John 4:25-26 The woman said to him, “I know that Messiah is coming (he who is called Christ). When he comes, he will tell us all things. 26 Jesus said to her, “I who speak to you am he.”
            Perhaps in her mind, her opinion sounded good, but His did too. She may have been confused, but nevertheless, the Messiah is coming and He will answer all of our questions. Rather than letting her dismiss the entire conversation Jesus revealed His calling, ministry, and identity to her. A Samaritan, a woman, and a sinner. Three strikes against her. Jesus looked past her hard exterior and saw that she was seeking truth and He gave her Living Water. When He identified Himself He used the same words God used in the burning bush to Moses leaving zero doubt that He was claiming to be God.

John 4:27 Just then his disciples came back. They marveled that he was talking with a woman, but no one said, “What do you seek?” or, “Why are you talking with her?”
            It was at this point the disciples returned from Publix with their reusable canvas grocery bags. They all wondered at the scene of Jesus talking to the Samaritan woman, but fortunately none of them said anything because they probably would have said something stupid.

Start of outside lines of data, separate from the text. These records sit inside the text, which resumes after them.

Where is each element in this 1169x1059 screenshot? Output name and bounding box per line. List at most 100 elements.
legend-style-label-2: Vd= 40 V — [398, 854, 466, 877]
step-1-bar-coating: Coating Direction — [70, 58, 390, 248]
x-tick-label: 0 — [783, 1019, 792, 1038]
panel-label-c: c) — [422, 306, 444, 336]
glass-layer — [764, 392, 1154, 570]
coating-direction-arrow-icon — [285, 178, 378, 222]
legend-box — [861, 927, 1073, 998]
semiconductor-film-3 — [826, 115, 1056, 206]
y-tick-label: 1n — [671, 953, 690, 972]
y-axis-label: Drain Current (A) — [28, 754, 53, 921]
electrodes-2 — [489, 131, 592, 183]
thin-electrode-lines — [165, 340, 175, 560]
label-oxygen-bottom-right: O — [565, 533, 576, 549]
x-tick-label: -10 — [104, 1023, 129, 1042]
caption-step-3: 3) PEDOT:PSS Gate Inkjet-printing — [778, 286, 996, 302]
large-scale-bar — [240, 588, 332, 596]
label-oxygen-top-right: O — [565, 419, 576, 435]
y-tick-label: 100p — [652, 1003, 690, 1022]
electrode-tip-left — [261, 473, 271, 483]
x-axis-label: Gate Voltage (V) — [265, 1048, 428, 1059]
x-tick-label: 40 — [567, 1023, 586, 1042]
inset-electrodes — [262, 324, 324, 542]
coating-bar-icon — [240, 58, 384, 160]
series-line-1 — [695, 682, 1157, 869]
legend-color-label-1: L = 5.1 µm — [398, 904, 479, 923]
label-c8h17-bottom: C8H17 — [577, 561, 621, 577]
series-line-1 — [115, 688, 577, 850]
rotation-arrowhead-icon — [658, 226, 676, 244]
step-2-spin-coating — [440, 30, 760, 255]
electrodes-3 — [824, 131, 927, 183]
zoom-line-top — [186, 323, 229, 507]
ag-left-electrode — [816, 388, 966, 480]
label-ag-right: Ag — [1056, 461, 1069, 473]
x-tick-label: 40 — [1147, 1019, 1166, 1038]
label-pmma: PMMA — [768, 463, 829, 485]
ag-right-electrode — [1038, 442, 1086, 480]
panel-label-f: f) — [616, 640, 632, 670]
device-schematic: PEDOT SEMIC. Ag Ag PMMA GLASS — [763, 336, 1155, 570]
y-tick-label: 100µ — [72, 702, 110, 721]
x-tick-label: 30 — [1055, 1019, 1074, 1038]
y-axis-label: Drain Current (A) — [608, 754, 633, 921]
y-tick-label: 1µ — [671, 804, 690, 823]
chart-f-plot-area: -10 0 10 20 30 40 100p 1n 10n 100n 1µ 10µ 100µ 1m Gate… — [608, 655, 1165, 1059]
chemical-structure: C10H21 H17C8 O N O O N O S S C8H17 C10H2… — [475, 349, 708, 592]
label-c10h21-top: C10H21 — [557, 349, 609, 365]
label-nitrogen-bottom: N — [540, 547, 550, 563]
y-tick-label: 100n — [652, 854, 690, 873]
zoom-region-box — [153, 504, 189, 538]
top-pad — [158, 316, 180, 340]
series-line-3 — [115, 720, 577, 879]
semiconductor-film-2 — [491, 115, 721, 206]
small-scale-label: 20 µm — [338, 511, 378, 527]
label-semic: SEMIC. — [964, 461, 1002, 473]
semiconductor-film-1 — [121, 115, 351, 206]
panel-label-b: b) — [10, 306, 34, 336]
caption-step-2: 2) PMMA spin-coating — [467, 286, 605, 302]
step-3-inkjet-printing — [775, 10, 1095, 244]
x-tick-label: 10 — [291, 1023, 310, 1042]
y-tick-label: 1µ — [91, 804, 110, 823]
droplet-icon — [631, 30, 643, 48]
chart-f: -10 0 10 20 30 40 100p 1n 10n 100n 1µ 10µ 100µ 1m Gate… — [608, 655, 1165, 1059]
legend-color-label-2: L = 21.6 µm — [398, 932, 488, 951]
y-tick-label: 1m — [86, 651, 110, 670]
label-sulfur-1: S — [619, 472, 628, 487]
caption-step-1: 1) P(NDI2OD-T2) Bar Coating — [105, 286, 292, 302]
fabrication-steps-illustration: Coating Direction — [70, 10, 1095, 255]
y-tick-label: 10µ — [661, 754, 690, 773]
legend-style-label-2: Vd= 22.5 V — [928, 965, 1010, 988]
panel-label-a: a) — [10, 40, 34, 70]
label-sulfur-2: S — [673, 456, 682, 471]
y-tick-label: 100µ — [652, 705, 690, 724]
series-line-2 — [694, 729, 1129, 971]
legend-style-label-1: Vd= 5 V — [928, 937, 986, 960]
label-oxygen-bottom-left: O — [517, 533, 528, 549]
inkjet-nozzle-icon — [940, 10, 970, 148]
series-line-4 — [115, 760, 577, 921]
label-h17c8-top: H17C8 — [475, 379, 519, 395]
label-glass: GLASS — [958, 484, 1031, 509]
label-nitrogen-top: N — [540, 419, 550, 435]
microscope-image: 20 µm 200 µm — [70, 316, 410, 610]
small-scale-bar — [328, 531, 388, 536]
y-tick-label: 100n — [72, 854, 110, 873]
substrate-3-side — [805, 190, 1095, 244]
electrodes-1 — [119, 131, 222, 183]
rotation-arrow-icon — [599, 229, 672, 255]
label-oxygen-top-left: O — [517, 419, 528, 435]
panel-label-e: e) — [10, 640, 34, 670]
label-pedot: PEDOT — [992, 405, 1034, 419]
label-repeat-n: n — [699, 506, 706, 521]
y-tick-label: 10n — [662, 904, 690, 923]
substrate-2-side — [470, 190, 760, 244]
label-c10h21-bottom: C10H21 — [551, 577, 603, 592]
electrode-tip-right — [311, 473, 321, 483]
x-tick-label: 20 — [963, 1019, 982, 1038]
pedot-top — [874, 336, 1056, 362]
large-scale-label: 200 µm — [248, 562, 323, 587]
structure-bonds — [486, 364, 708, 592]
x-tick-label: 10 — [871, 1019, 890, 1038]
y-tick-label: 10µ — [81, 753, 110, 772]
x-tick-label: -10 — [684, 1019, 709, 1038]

John 4:28-30 So the woman left her water jar and went away into town and said to the people, 29 “Come, see a man who told me all that I ever did. Can this be the Christ?” 30 They went out of the town and were coming to him.
            Immediately she forsook her current need, getting the water, and started evangelizing to the community. Two things happen when meet our Savior: 1) We confess our sins openly; 2) We tell others about Him.

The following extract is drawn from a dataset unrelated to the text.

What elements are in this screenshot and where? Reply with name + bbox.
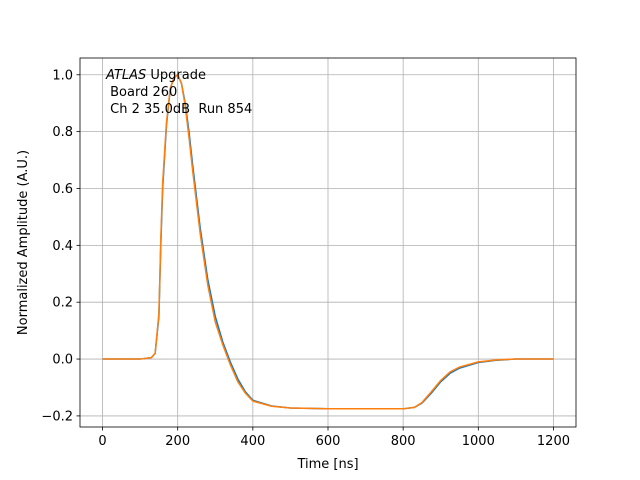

John 4:31-34 Meanwhile the disciples were urging him, saying, “Rabbi, eat.” 32 But he said to them, “I have food to eat that you do not know about.” 33 So the disciples said to one another, “Has anyone brought him something to eat?” 34 Jesus said to them, “My food is to do the will of him who sent me and to accomplish his work.   
            The disciples still didn’t get it. They have been with Jesus every day for a while now, but I bet they didn’t mention Jesus at the grocery store while they were there. But here is a Samaritan woman rushing all over town, that can’t stop telling people about Jesus, while they’re thinking of their bellies.

John 4:39-42 Many Samaritans from that town believed in him because of the woman's testimony, “He told me all that I ever did.” 40 So when the Samaritans came to him, they asked him to stay with them, and he stayed there two days. 41 And many more believed because of his word. 42 They said to the woman, “It is no longer because of what you said that we believe, for we have heard for ourselves, and we know that this is indeed the Savior of the world.”

Application: This woman, who was bad for a season but not forever, came face to face with her savior, her sin was exposed, she believed in Him who could set her free, and she ran and told everyone about Him sharing her testimony along the way. The Bible says that everything done in secret will eventually be made known in the light. That means that all of our sin will one day be exposed. But the good news is that we can still meet our savior, it may not be face to face, but it’s even more effective, and He can still set us free.
            The good news is so good because the bad news is so bad. The bad news is that we are dead in our transgressions. Sin doesn’t make us bad, it makes us dead. And dead people can’t do anything. Dead people don’t need a self-help program or a pep rally. Dead people need to be made alive again. The good news is that Jesus died for our sins and 2 Corinthians 5:17 says that if anyone is in Christ, he is a new creation. The old has passed away, behold the new has come.” Our old sinful selves are dead and the new creation is here to stay.